Het nieuwe Voorstel daarop echter niet kunnende wachten, immers dit moet drie maanden vroeger reeds worden afgesloten, is wijders uitdrukkelijk voorgeschreven, dat ten behoeve der berekening van het getal koffieboomen in den aanvang des jaars, niet geput moet worden uit het Opnemingsverbaal E, maar eenvoudig uit den Voorstelstaat des vorigen jaars. De aldus ontstane verschillen met de werkelijkheid worden later in een legger A weder hersteld gelijk wij eerst in het toegezegde opstel over de Koffiestatistiek nader zullen zien, daar dit natuurlijk hier niet op zijn plaats is; wáárop enkel dient gewezen te worden is: dat de cijfers van het werkelijk geplante en die van de daarmede verband houdende oppervlakten, eerst drie maanden na den nieuwen Voorstelstaat bekend : worden en er dus ook vóór dien tijd geen boeking in het Grondenregister: rubriek 5 (aftrekking), rubriek 7 kolom 1 (bijtelling), van kan plaats vinden.

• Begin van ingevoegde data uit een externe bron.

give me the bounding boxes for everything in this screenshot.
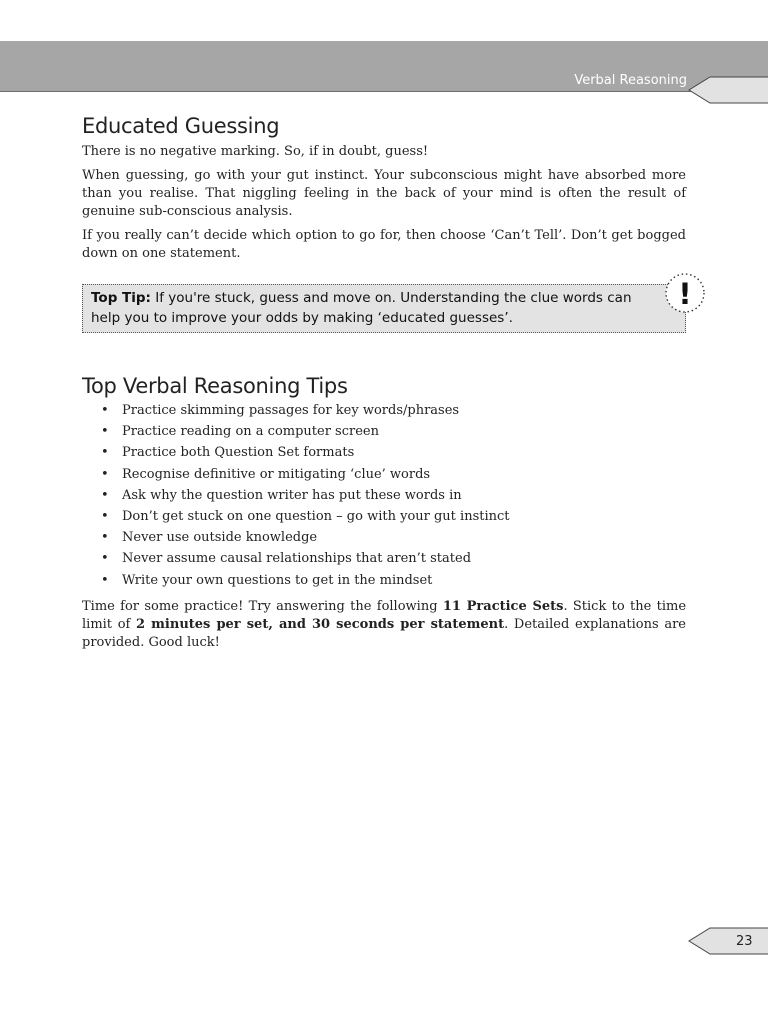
tips-list xyxy=(82,400,686,591)
top-tip-box xyxy=(82,284,686,333)
list-item: • Write your own questions to get in the mindset xyxy=(82,570,686,591)
closing-emphasis-sets: 11 Practice Sets xyxy=(442,598,564,614)
closing-text: . Detailed explanations are provided. Good luck! xyxy=(82,616,686,650)
list-item: • Practice skimming passages for key words/phrases xyxy=(82,400,686,421)
paragraph: If you really can’t decide which option to go for, then choose ‘Can’t Tell’. Don’t get bogged down on one statement. xyxy=(82,228,686,261)
heading-verbal-reasoning-tips: Top Verbal Reasoning Tips xyxy=(82,374,348,398)
closing-text: Time for some practice! Try answering the following xyxy=(82,598,443,614)
page-content xyxy=(82,114,686,658)
top-tip-text: If you're stuck, guess and move on. Understanding the clue words can help you to improve your odds by making ‘educated guesses’. xyxy=(91,290,632,326)
running-header-title: Verbal Reasoning xyxy=(574,73,687,88)
page-number-tab xyxy=(688,927,768,955)
closing-paragraph xyxy=(82,598,686,652)
closing-text: . Stick to the time limit of xyxy=(82,598,687,632)
paragraph: There is no negative marking. So, if in doubt, guess! xyxy=(82,144,429,159)
paragraph: When guessing, go with your gut instinct. Your subconscious might have absorbed more than you realise. That niggling feeling in the back of your mind is often the result of genuine sub-conscious analysis. xyxy=(82,168,686,219)
list-item: • Ask why the question writer has put these words in xyxy=(82,485,686,506)
list-item: • Never assume causal relationships that aren’t stated xyxy=(82,548,686,569)
page-number: 23 xyxy=(736,934,753,949)
list-item: • Don’t get stuck on one question – go with your gut instinct xyxy=(82,506,686,527)
header-tab-marker xyxy=(688,76,768,104)
top-tip-label: Top Tip: xyxy=(91,290,151,306)
list-item: • Practice both Question Set formats xyxy=(82,442,686,463)
exclamation-icon xyxy=(663,272,707,314)
heading-educated-guessing: Educated Guessing xyxy=(82,114,280,138)
list-item: • Practice reading on a computer screen xyxy=(82,421,686,442)
list-item: • Never use outside knowledge xyxy=(82,527,686,548)
exclamation-glyph: ! xyxy=(678,277,692,311)
list-item: • Recognise definitive or mitigating ‘clue’ words xyxy=(82,464,686,485)
closing-emphasis-time-limit: 2 minutes per set, and 30 seconds per statement xyxy=(136,616,505,632)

Hoe is 't dan mogelijk om de lastgeving van de Reserve-nota op te volgen, waar deze zoo uitdrukkelijk voorschrijft om de cijfers van rubriek 5 op te nemen in rubriek III van den Voorstelstaat, terwijl toch blijkbaar voor de invulling der Reserve-rubriek, tot dien staat

« ZurückWeiter »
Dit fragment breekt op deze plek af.